= Magdalena Andersdotter =

Norwegian shipowner

Magdalena Andersdotter (1590-1650) was a Norwegian shipowner. Alongside Beinta Broberg, she is one of the two best-known women in the pre-19th century history of the Faroe Islands.

==Life==
Andersdotter was first married to the Norwegian merchant Niels Joenssøn of Bergen, and managed his business as a shipowner as a widow. She remarried the wealthy farmer and official Mikkjal Joensson (1566–1648) on the Faroe Islands in 1616.

Andersdotter became known for her many lawsuits and feuds against her husband. After her second marriage, she moved to the Faroe Islands, where she did not adjust well. The lawsuits focused around her husband's attempts to take control over her business as well as slander cases. She was also involved in feuds with her step-sons, who she refused to sit at the main table in her house hold. In 1633, she was banned from leaving the islands, but in 1634 she violated the ban and left for Bergen, and in 1635 she put her cause before the monarch.

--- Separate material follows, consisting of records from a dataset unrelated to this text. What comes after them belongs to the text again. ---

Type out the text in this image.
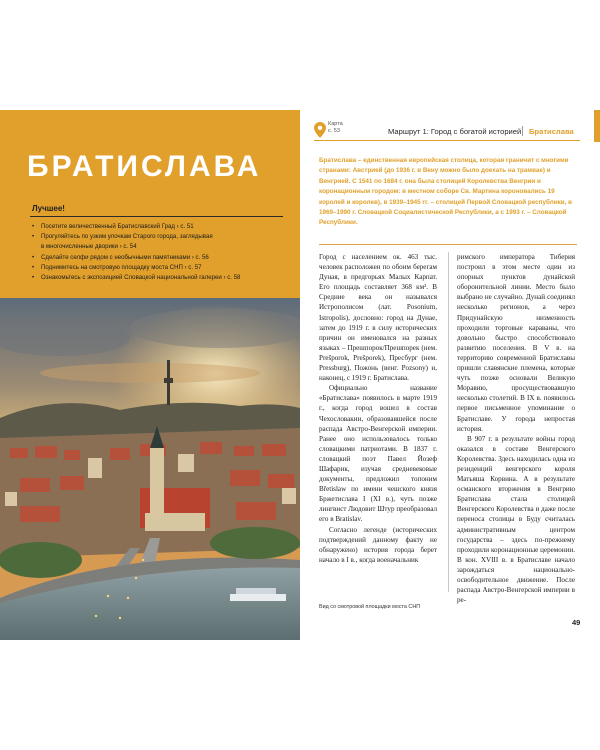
БРАТИСЛАВА
Лучшее!
• Посетите величественный Братиславский Град › с. 51
• Прогуляйтесь по узким улочкам Старого города, заглядывая
в многочисленные дворики › с. 54
• Сделайте селфи рядом с необычными памятниками › с. 56
• Поднимитесь на смотровую площадку моста СНП › с. 57
• Ознакомьтесь с экспозицией Словацкой национальной галереи › с. 58
Карта
с. 53	Маршрут 1: Город с богатой историей Братислава
Братислава – единственная европейская столица, которая граничит с многими странами: Австрией (до 1936 г. в Вену можно было доехать на трамвае) и Венгрией. С 1541 по 1684 г. она была столицей Королевства Венгрии и коронационным городом: в местном соборе Св. Мартина короновались 19 королей и королев), в 1939–1945 гг. – столицей Первой Словацкой республики, в 1969–1990 г. Словацкой Социалистической Республики, а с 1993 г. – Словацкой Республики.

Город с населением ок. 463 тыс. человек расположен по обоим берегам Дуная, в предгорьях Малых Карпат. Его площадь составляет 368 км². В Средние века он назывался Истрополисом (лат. Posonium, Istropolis), дословно: город на Дунае, затем до 1919 г. в силу исторических причин он именовался на разных языках – Прешпорок/Прешпорек (нем. Prešporok, Prešporek), Пресбург (нем. Pressburg), Пожонь (венг. Pozsony) и, наконец, с 1919 г. Братислава.

Официально название «Братислава» появилось в марте 1919 г., когда город вошел в состав Чехословакии, образовавшейся после распада Австро-Венгерской империи. Ранее оно использовалось только словацкими патриотами. В 1837 г. словацкий поэт Павел Йозеф Шафарик, изучая средневековые документы, предложил топоним Břetislaw по имени чешского князя Бржетислава I (XI в.), чуть позже лингвист Людовит Штур преобразовал его в Bratislav.

Согласно легенде (исторических подтверждений данному факту не обнаружено) история города берет начало в I в., когда военачальник

римского императора Тиберия построил в этом месте один из опорных пунктов дунайской оборонительной линии. Место было выбрано не случайно. Дунай соединял несколько регионов, а через Придунайскую низменность проходили торговые караваны, что довольно быстро способствовало развитию поселения. В V в. на территорию современной Братиславы пришли славянские племена, которые чуть позже основали Великую Моравию, просуществовавшую несколько столетий. В IX в. появилось первое письменное упоминание о Братиславе. У города непростая история.

В 907 г. в результате войны город оказался в составе Венгерского Королевства. Здесь находилась одна из резиденций венгерского короля Матьяша Корвина. А в результате османского вторжения в Венгрию Братислава стала столицей Венгерского Королевства и даже после переноса столицы в Буду считалась административным центром государства – здесь по-прежнему проходили коронационные церемонии. В кон. XVIII в. в Братиславе начало зарождаться национально-освободительное движение. После распада Австро-Венгерской империи в ре-

Вид со смотровой площадки моста СНП
49
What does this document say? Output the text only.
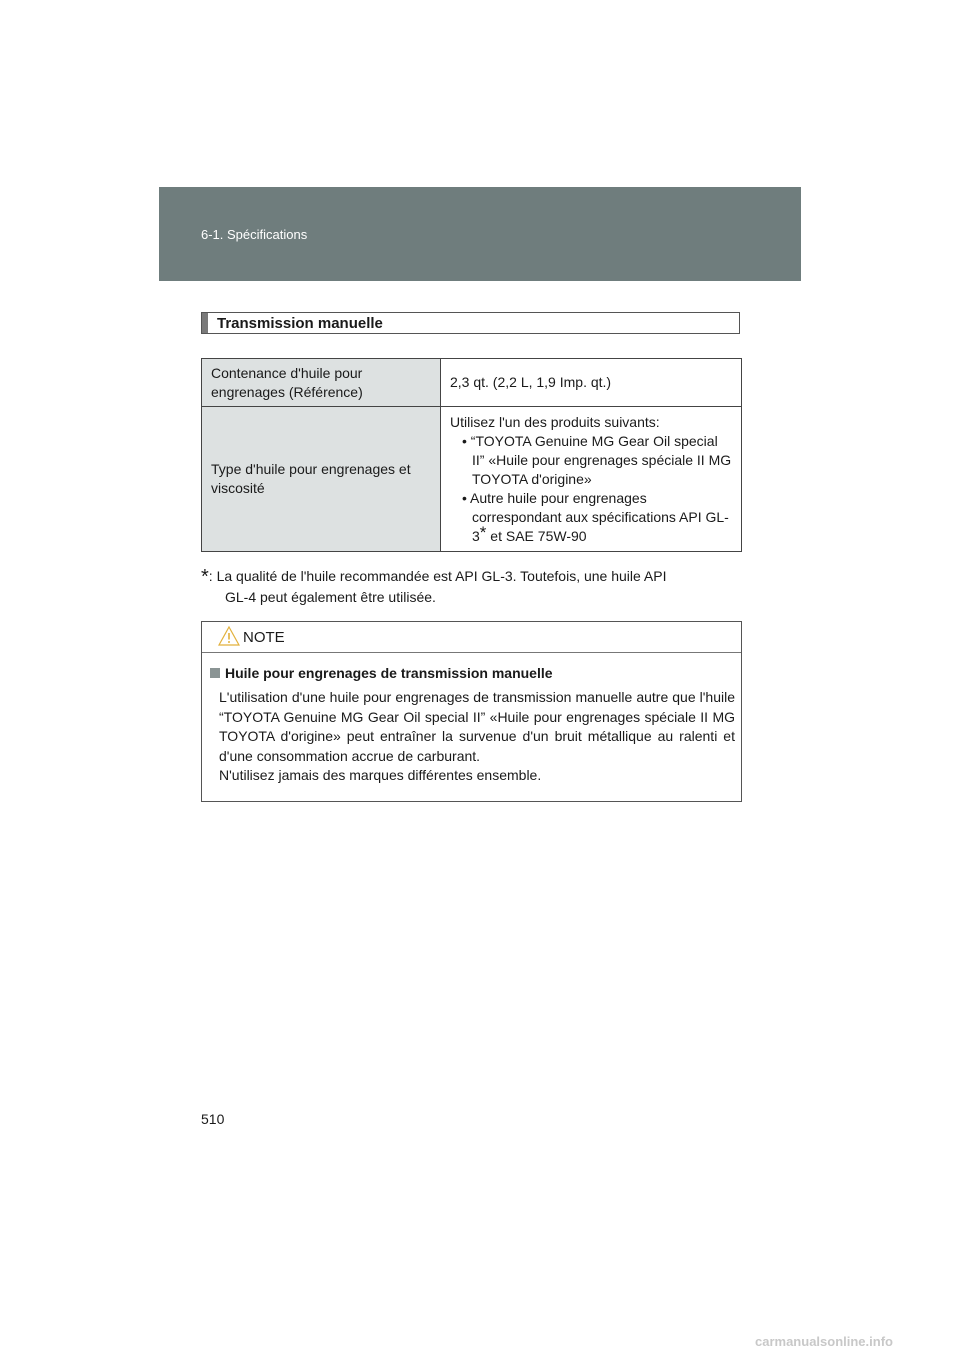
6-1. Spécifications
Transmission manuelle
Contenance d'huile pour engrenages (Référence)	2,3 qt. (2,2 L, 1,9 Imp. qt.)
Type d'huile pour engrenages et viscosité	Utilisez l'un des produits suivants:
• “TOYOTA Genuine MG Gear Oil special II” «Huile pour engrenages spéciale II MG TOYOTA d'origine»
• Autre huile pour engrenages correspondant aux spécifications API GL-3* et SAE 75W-90
*: La qualité de l'huile recommandée est API GL-3. Toutefois, une huile API
GL-4 peut également être utilisée.
NOTE
Huile pour engrenages de transmission manuelle

L'utilisation d'une huile pour engrenages de transmission manuelle autre que l'huile “TOYOTA Genuine MG Gear Oil special II” «Huile pour engrenages spéciale II MG TOYOTA d'origine» peut entraîner la survenue d'un bruit métallique au ralenti et d'une consommation accrue de carburant.

N'utilisez jamais des marques différentes ensemble.

510
carmanualsonline.info
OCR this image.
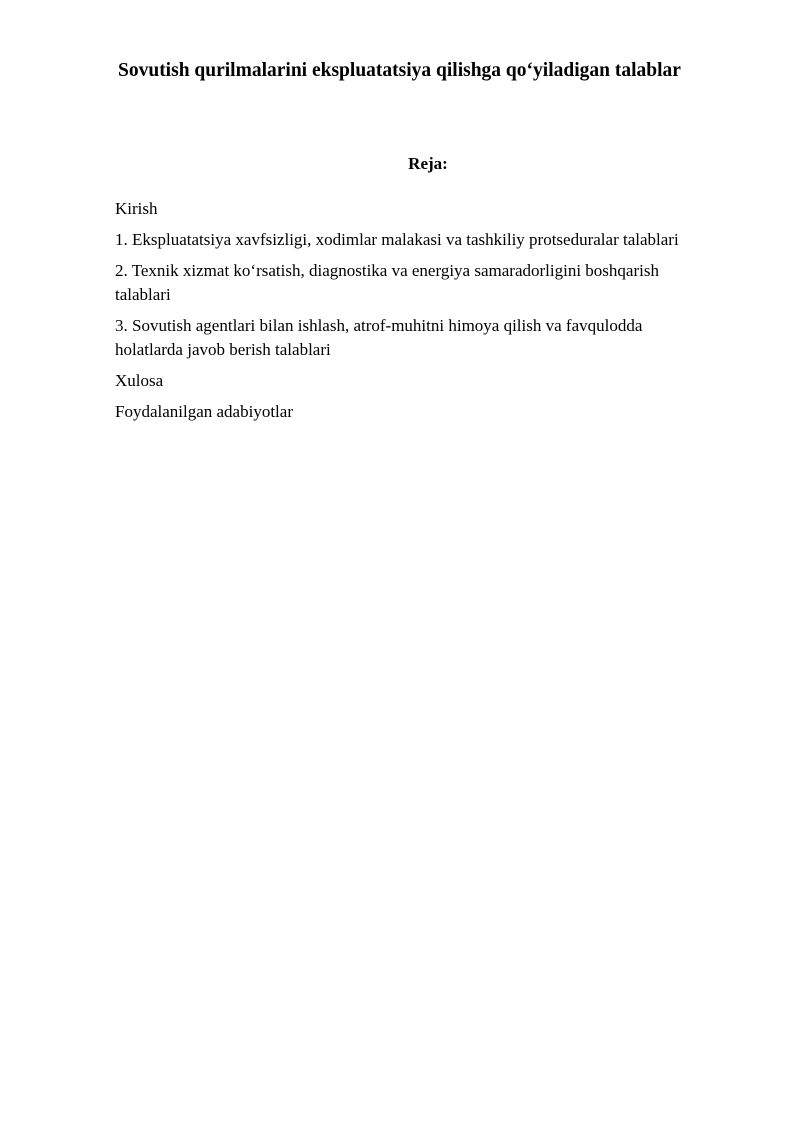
Sovutish qurilmalarini ekspluatatsiya qilishga qo‘yiladigan talablar
Reja:
Kirish
1. Ekspluatatsiya xavfsizligi, xodimlar malakasi va tashkiliy protseduralar talablari
2. Texnik xizmat ko‘rsatish, diagnostika va energiya samaradorligini boshqarish
talablari
3. Sovutish agentlari bilan ishlash, atrof-muhitni himoya qilish va favqulodda
holatlarda javob berish talablari
Xulosa
Foydalanilgan adabiyotlar
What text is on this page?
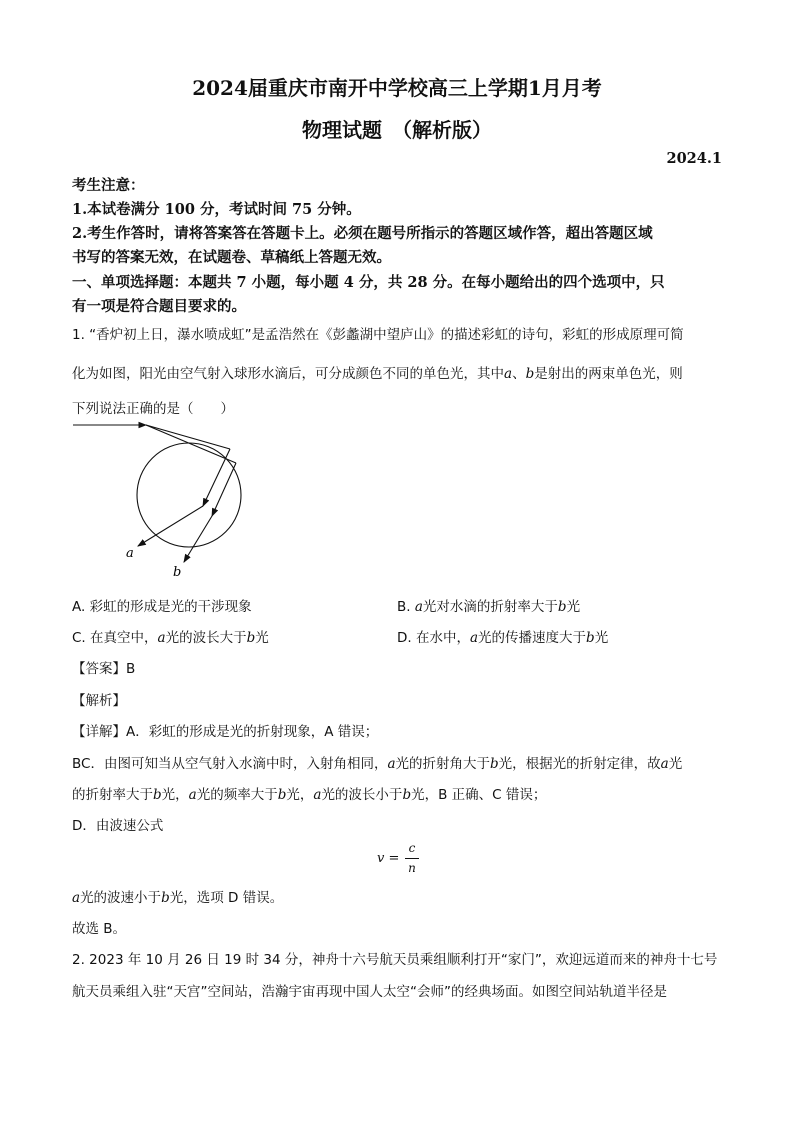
2024届重庆市南开中学校高三上学期1月月考
物理试题　（解析版）
2024.1
考生注意：
1.本试卷满分 100 分，考试时间 75 分钟。
2.考生作答时，请将答案答在答题卡上。必须在题号所指示的答题区域作答，超出答题区域
书写的答案无效，在试题卷、草稿纸上答题无效。
一、单项选择题：本题共 7 小题，每小题 4 分，共 28 分。在每小题给出的四个选项中，只
有一项是符合题目要求的。
1. “香炉初上日，瀑水喷成虹”是孟浩然在《彭蠡湖中望庐山》的描述彩虹的诗句，彩虹的形成原理可简
化为如图，阳光由空气射入球形水滴后，可分成颜色不同的单色光，其中a、b是射出的两束单色光，则
下列说法正确的是（　　）
a
b
A. 彩虹的形成是光的干涉现象	B. a光对水滴的折射率大于b光
C. 在真空中，a光的波长大于b光	D. 在水中，a光的传播速度大于b光
【答案】B
【解析】
【详解】A．彩虹的形成是光的折射现象，A 错误；
BC．由图可知当从空气射入水滴中时，入射角相同，a光的折射角大于b光，根据光的折射定律，故a光
的折射率大于b光，a光的频率大于b光，a光的波长小于b光，B 正确、C 错误；
D．由波速公式
v =
c
n
a光的波速小于b光，选项 D 错误。
故选 B。
2. 2023 年 10 月 26 日 19 时 34 分，神舟十六号航天员乘组顺利打开“家门”，欢迎远道而来的神舟十七号
航天员乘组入驻“天宫”空间站，浩瀚宇宙再现中国人太空“会师”的经典场面。如图空间站轨道半径是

She returned to the islands in 1638 and was put on trial, but returned to the monarch in Copenhagen in 1639. It is unknown how the case was settled.

== In history ==

The lawsuits of Andersdotter has played a part in the history of the Faroe Islands and has been interpreted in various ways by the historians during the centuries. In the 1850s, she was made a symbol of the Faroeic resistance in protecting her rights toward the oppressors, in the 1890s as a bad example, and during the 20th century the portrait of her has been subject of physiological interpretations.